Ou ne sont-elles que manipulations pour   gagner de l’audience ou pour préparer les esprits des peuples à accroitre   leurs efforts budgétaires ?
Soyons lucides.
Il ne s’agit pas d’ignorer les illusions   tragiques des dividendes de la Paix.
De croire naïvement dans le triomphe de la   démocratie universelle
dans la fin de l’Histoire
dans la paix perpétuelle de KANT.
Nous savons à l’aune de note Histoire multiséculaire,   chèrement payée, que la clé de notre indépendance, de notre liberté, de la   paix demeure
« Civis Pacem Para Bellum. »
C’est le logiciel du genre humain d’hier,   d’aujourd’hui, de demain.
Mais l’Histoire n’est pas inévitable, elle   est faite par les peuples.

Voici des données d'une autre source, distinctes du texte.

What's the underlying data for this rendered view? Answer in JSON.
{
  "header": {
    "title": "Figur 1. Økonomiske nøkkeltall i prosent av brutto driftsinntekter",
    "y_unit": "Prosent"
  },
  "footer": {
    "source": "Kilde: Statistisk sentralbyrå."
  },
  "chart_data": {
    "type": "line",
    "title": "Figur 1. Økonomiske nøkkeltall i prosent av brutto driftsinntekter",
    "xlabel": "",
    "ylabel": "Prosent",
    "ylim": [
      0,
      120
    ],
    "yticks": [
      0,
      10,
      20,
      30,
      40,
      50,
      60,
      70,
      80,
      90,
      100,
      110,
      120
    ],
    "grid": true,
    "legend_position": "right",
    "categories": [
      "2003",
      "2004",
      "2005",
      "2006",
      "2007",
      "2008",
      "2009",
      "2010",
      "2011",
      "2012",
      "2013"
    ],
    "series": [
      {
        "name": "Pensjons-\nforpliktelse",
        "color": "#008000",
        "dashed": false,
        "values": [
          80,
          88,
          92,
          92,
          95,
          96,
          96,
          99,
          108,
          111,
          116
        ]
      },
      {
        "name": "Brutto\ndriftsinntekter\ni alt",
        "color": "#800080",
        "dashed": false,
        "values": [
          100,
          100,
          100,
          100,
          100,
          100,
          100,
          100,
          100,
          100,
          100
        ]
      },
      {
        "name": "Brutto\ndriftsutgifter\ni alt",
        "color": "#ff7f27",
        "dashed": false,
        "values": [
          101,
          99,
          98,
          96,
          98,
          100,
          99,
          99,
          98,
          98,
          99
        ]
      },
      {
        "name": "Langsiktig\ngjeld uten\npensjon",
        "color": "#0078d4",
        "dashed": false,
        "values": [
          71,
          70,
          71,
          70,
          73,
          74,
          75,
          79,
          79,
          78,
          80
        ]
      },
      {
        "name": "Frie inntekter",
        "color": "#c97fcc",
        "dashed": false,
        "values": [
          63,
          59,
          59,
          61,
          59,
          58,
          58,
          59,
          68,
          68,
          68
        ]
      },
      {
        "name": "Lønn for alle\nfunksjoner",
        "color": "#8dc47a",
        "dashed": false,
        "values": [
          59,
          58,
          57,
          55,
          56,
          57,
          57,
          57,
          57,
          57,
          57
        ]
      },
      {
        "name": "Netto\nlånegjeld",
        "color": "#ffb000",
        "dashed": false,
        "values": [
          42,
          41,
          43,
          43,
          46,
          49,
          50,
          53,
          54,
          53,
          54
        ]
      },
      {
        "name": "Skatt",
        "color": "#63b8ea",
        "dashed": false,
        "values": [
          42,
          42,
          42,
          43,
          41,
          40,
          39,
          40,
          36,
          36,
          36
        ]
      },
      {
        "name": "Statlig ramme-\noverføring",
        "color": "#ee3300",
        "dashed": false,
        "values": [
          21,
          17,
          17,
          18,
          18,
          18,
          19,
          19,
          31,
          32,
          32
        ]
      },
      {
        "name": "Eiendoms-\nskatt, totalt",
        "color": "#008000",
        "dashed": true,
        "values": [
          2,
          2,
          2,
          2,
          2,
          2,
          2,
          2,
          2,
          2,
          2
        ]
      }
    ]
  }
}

Gardons-nous d’être aveugles et de subir les   événements à l’âge du nucléaire.
Face aux épreuves, le chef de caractère sait   recourir à lui-même pour ne pas se laisser manipuler, subjuguer par les   événements inévitables.
14-18 demeure une actualité brulante, une   leçon permanente pour garder raison
  
Sachons nous tenir debout
Sachons résister à l’inévitable.
Vive les Glorieux Poilus Morts pour la France
Nous leur devons à jamais notre liberté
Vive nos Alliés
Vive la République
Vive la France
       
       
       
       
*Jacques Myard Maire de Maisons-Laffitte  Membre honoraire du Parlement, Président du CNR et de l’Académie du gaullisme.